Si en el artículo sobre el espionaje en la música nos dedicamos al FBI y su labor dentro de los Estados Unidos, ahora es el turno del servicio secreto norteamericano encargado del exterior, que también ha tenido especial interés en la música y las artes en diversos momentos de la historia reciente. Pero en este caso la relación entre artistas y el servicio secreto es de una dimensión aún mayor, como bien plasmó F. S. Saunders en su obra “La CIA y la Guerra Fría Cultural” y en la cual se basa en gran parte este artículo.

La CIA se crea en los primeros años de la Guerra Fría y, para evitar la difusión del comunismo y, aún más, que algún partido comunista llegara al poder, recibió el encargo de apoyar el trabajo de personajes de la vida cultural europea en favor de la democracia. Es decir, su trabajo era fomentar y difundir los valores americanos y las bondades de su sistema político y económico. En la pintura por ejemplo la CIA financió directamente artistas del movimiento del expresionismo abstracto, como Pollock o Motherwell en los Estados Unidos, para contrarrestar otro tipo de pinturas de contenido social y mucho más comprensible para el público en general, como se explica en el documental Hidden Hands, en el que dos agentes retirados revelan las conexiones entre el servicio de inteligencia de Estados Unidos y el arte de vanguardia durante la Guerra Fría.

Obviamente, este mecenazgo de la CIA no fue llevado a cabo públicamente, sino que para ello se valieron de una organización llamada Congreso para la Libertad Cultural que estaba formada por artistas e intelectuales, pero controlada y financiada de forma encubierta por la CIA. Una organización que tenía oficinas en 35 países, que tenía relaciones con la Fundación Ford y la Fundación Rockefeller, y que, entre otras actividades, se encargada de organizar una buena parte de las exposiciones del MOMA. Esta relación entre los servicios secretos y el MOMA queda patente en la ocupación de un puesto en el Consejo de Programas Internacionales de William Paley, uno de los padres fundadores de la CIA, y John Hay Whitney, que había servido en la OSS, antecesora de la agencia. Pero también Tom Braden, primer jefe de la División de Organizaciones Internacionales de la CIA, que era el secretario ejecutivo del museo.

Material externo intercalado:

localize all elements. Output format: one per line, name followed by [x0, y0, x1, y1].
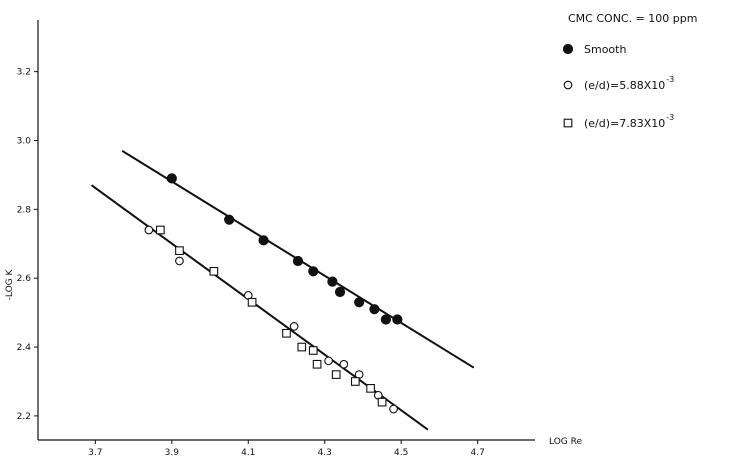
y-tick-label: 2.2: [17, 412, 31, 422]
legend-label-rough-783: (e/d)=7.83X10: [584, 117, 665, 130]
legend-label-exponent: -3: [666, 113, 674, 122]
data-point-smooth: [308, 266, 319, 277]
x-tick-label: 3.9: [165, 448, 180, 458]
data-point-rough-783: [366, 384, 375, 393]
data-point-rough-783: [247, 297, 257, 307]
legend-header: CMC CONC. = 100 ppm: [568, 12, 697, 25]
data-point-rough-783: [312, 359, 322, 369]
data-point-smooth: [327, 276, 338, 287]
data-point-rough-783: [297, 342, 307, 352]
y-tick-label: 2.6: [17, 274, 32, 284]
data-point-rough-588: [339, 359, 349, 369]
axes: 3.7 3.9 4.1 4.3 4.5 4.7 2.2 2.4 2.6 2.8 3.0 3.2 LOG …: [5, 20, 582, 458]
data-point-smooth: [354, 297, 365, 308]
legend-label-smooth: Smooth: [584, 43, 626, 56]
x-tick-label: 4.5: [394, 448, 408, 458]
y-tick-label: 3.2: [17, 68, 31, 78]
x-tick-label: 3.7: [88, 448, 102, 458]
fit-lines: [90, 149, 475, 431]
data-point-smooth: [258, 235, 269, 246]
legend-marker-smooth: [562, 43, 574, 55]
x-tick-label: 4.1: [241, 448, 255, 458]
data-point-rough-588: [389, 404, 398, 414]
data-point-smooth: [166, 173, 177, 184]
data-point-rough-783: [175, 246, 184, 256]
data-point-smooth: [392, 314, 403, 325]
data-point-rough-783: [209, 266, 219, 276]
legend-label-rough-588: (e/d)=5.88X10: [584, 79, 665, 92]
y-tick-label: 2.8: [17, 205, 32, 215]
legend-marker-rough-588: [563, 80, 573, 90]
data-point-rough-783: [308, 346, 318, 355]
data-point-rough-783: [350, 377, 360, 386]
data-point-rough-588: [289, 322, 299, 331]
y-tick-label: 2.4: [17, 343, 32, 353]
data-point-smooth: [369, 304, 380, 315]
x-tick-label: 4.7: [470, 448, 484, 458]
data-point-smooth: [224, 214, 235, 225]
legend-label-exponent: -3: [666, 75, 674, 84]
data-point-rough-783: [377, 397, 387, 407]
data-point-smooth: [334, 286, 346, 298]
data-point-rough-783: [282, 328, 291, 338]
data-point-smooth: [292, 255, 304, 267]
data-point-rough-588: [175, 256, 184, 266]
legend-marker-rough-783: [563, 118, 573, 128]
data-points: [144, 173, 403, 414]
data-point-rough-783: [155, 225, 165, 235]
data-point-rough-783: [331, 370, 341, 379]
data-point-rough-588: [144, 225, 154, 235]
y-tick-label: 3.0: [17, 136, 32, 146]
data-point-rough-588: [324, 356, 333, 366]
x-axis-label: LOG Re: [549, 437, 582, 447]
data-point-smooth: [380, 314, 391, 325]
y-axis-label: -LOG K: [5, 269, 15, 301]
x-tick-label: 4.3: [318, 448, 332, 458]
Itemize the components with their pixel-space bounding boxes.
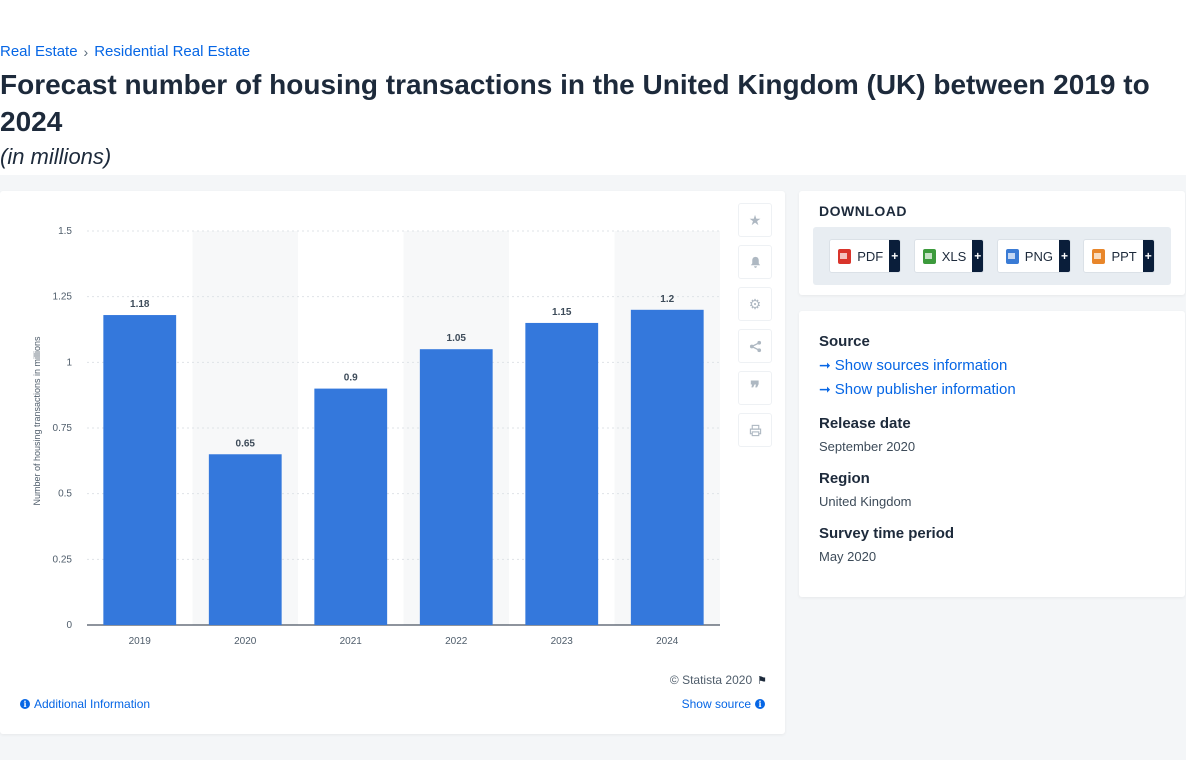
favorite-button[interactable]: ★	[738, 203, 772, 237]
show-publisher-link[interactable]: ➞ Show publisher information	[819, 381, 1016, 398]
plus-icon: +	[889, 240, 901, 272]
y-tick-label: 0.5	[58, 489, 72, 500]
plus-icon: +	[972, 240, 984, 272]
arrow-right-icon: ➞	[819, 357, 831, 373]
release-date-value: September 2020	[819, 439, 916, 454]
download-pdf-button[interactable]: PDF +	[829, 239, 902, 273]
info-icon: i	[755, 699, 765, 709]
copyright: © Statista 2020 ⚑	[670, 673, 767, 687]
x-tick-label: 2020	[234, 636, 257, 647]
chart-card: 1.18 0.65 0.9 1.05 1.15 1.2 0 0.25 0.5 0.75 1 1.25…	[0, 191, 785, 734]
bar	[630, 309, 704, 625]
y-tick-label: 0.25	[53, 554, 73, 565]
flag-icon[interactable]: ⚑	[757, 674, 767, 687]
x-tick-label: 2024	[656, 636, 679, 647]
y-tick-label: 1.25	[53, 292, 73, 303]
print-button[interactable]	[738, 413, 772, 447]
x-tick-label: 2021	[340, 636, 363, 647]
download-xls-label: XLS	[941, 248, 967, 264]
xls-file-icon	[922, 248, 936, 264]
source-heading: Source	[819, 333, 870, 350]
show-source-label: Show source	[681, 697, 751, 711]
download-bar: PDF + XLS + PNG +	[813, 227, 1171, 285]
data-label: 1.2	[660, 294, 674, 305]
show-sources-label: Show sources information	[834, 357, 1008, 374]
arrow-right-icon: ➞	[819, 381, 831, 397]
show-sources-link[interactable]: ➞ Show sources information	[819, 357, 1007, 374]
show-source-link[interactable]: Show source i	[682, 697, 765, 711]
data-label: 0.9	[344, 373, 358, 384]
download-xls-main: XLS	[914, 240, 973, 272]
y-tick-label: 0	[66, 620, 72, 631]
quote-icon: ❞	[750, 377, 760, 398]
download-title: DOWNLOAD	[819, 203, 907, 219]
data-label: 1.05	[447, 333, 467, 344]
y-axis-label: Number of housing transactions in millio…	[32, 336, 42, 506]
share-button[interactable]	[738, 329, 772, 363]
notification-button[interactable]	[738, 245, 772, 279]
download-card: DOWNLOAD PDF + XLS + PNG	[799, 191, 1185, 295]
breadcrumb-real-estate[interactable]: Real Estate	[0, 43, 78, 60]
download-png-main: PNG	[997, 240, 1059, 272]
y-tick-label: 1.5	[58, 226, 72, 237]
bar	[103, 315, 177, 625]
cite-button[interactable]: ❞	[738, 371, 772, 405]
show-publisher-label: Show publisher information	[834, 381, 1016, 398]
settings-button[interactable]: ⚙	[738, 287, 772, 321]
gear-icon: ⚙	[748, 295, 762, 312]
breadcrumb-residential-real-estate[interactable]: Residential Real Estate	[94, 43, 251, 60]
region-value: United Kingdom	[819, 494, 912, 509]
data-label: 1.18	[130, 299, 150, 310]
chart-tools: ★ ⚙ ❞	[738, 203, 772, 455]
x-tick-label: 2022	[445, 636, 468, 647]
additional-information-link[interactable]: i Additional Information	[20, 697, 150, 711]
plus-icon: +	[1142, 240, 1154, 272]
star-icon: ★	[748, 211, 762, 228]
pdf-file-icon	[838, 248, 852, 264]
print-icon	[749, 424, 761, 436]
plus-icon: +	[1058, 240, 1070, 272]
survey-period-value: May 2020	[819, 549, 877, 564]
info-icon: i	[20, 699, 30, 709]
data-label: 1.15	[552, 307, 572, 318]
download-ppt-main: PPT	[1084, 240, 1143, 272]
bell-icon	[750, 256, 760, 268]
y-tick-label: 0.75	[53, 423, 73, 434]
bar-chart: 1.18 0.65 0.9 1.05 1.15 1.2 0 0.25 0.5 0.75 1 1.25…	[32, 226, 720, 647]
survey-period-label: Survey time period	[819, 525, 955, 542]
download-pdf-label: PDF	[857, 248, 884, 264]
download-png-button[interactable]: PNG +	[996, 239, 1071, 273]
page-subtitle: (in millions)	[0, 144, 112, 169]
png-file-icon	[1005, 248, 1019, 264]
breadcrumb-separator: ›	[83, 43, 89, 60]
region-label: Region	[819, 470, 870, 487]
release-date-label: Release date	[819, 415, 911, 432]
x-tick-label: 2019	[129, 636, 152, 647]
download-pdf-main: PDF	[830, 240, 890, 272]
share-icon	[749, 340, 761, 352]
source-card: Source ➞ Show sources information ➞ Show…	[799, 311, 1185, 597]
breadcrumb: Real Estate › Residential Real Estate	[0, 43, 250, 60]
bar	[525, 322, 599, 625]
bar	[314, 388, 388, 625]
data-label: 0.65	[236, 438, 256, 449]
x-tick-label: 2023	[551, 636, 574, 647]
download-png-label: PNG	[1024, 248, 1053, 264]
y-tick-label: 1	[66, 357, 72, 368]
download-ppt-label: PPT	[1111, 248, 1137, 264]
download-xls-button[interactable]: XLS +	[913, 239, 985, 273]
copyright-text: © Statista 2020	[669, 673, 753, 687]
additional-information-label: Additional Information	[34, 697, 151, 711]
download-ppt-button[interactable]: PPT +	[1083, 239, 1155, 273]
bar	[208, 454, 282, 625]
bar	[419, 349, 493, 625]
page-title: Forecast number of housing transactions …	[0, 69, 1150, 137]
ppt-file-icon	[1092, 248, 1106, 264]
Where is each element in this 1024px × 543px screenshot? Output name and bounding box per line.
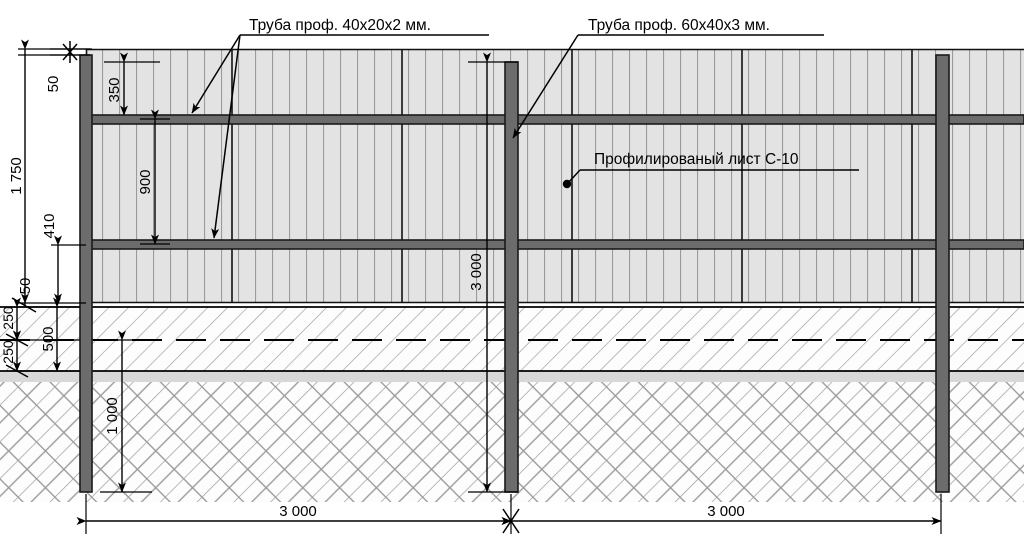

Según el mencionado Tom Braden, agente al mando de la División de Organizaciones Internacionales en los años 50, “queríamos reunir a todos los escritores, músicos y artistas para demostrar que Estados Unidos estimulaba la libertad de expresión y el avance intelectual sin ningún tipo de barreras como las que existían en la Unión Soviética. Era la división más importante de la agencia y creo que representó un papel enorme en la Guerra Fría”. Una auténtica maquinaria de aculturación que tenía total libertad para atacar los errores del modelo socialista, mientras que miraban hacia otro lado cuando se trataba del modelo norteamericano, en unos años –recordemos- en los que el racismo aún gozaba de protección legislativa y el país extendía su influencia por toda Iberoamérica.

Pero, ¿cómo fomentar un sentimiento de aprecio e interés por la cultura norteamericana en una Europa de posguerra harta de enfrentamientos y dividida? Pues con ese objetivo la CIA puso en marcha una potente promoción de todo tipo de actividades culturales: exposiciones, teatro, orquestas… y mucho jazz. Gente como Marion Anderson o Louis Arsmtrong estaban entre muchos de esos músicos que eran enviados a Europa, siempre y cuando no hablaran demasiado y se ciñeran con exactitud al guión propuesto por la CIA. Pero no fueron los únicos: La Orquesta Sinfónica de Boston, Yehudi Menuhin, Herbert Von Karajan, Wilhelm Furtwängler, Samuel Barber y muchos otros. La promoción de ese ideal americano recibió el nombre de “El Siglo Americano”, en una moderna adaptación de la doctrina del Destino Manifiesto.

Si echamos la vista atrás y revisamos los nombres más importantes de la música, las artes, la filosofía o la política de los últimos cincuenta años probablemente encontremos a unos cuantos que no ocuparon –y quizá siguen ocupando- un lugar privilegiado, no por sus propios méritos y capacidades, sino por seguir la férrea línea establecida por Estados Unidos. Y el trabajo se hizo bien, porque desde entonces las armas más importantes ya no matan, sino que crean formas de pensar. No en vano se ha hecho referencia en muchas ocasiones al periodo de la Guerra Fría como “una batalla por las mentes”, en la que las revistas, los conciertos, los libros, las exposiciones y cualquier manifestación cultural tenían un cometido muy diferente del que hasta entonces habían desempeñado.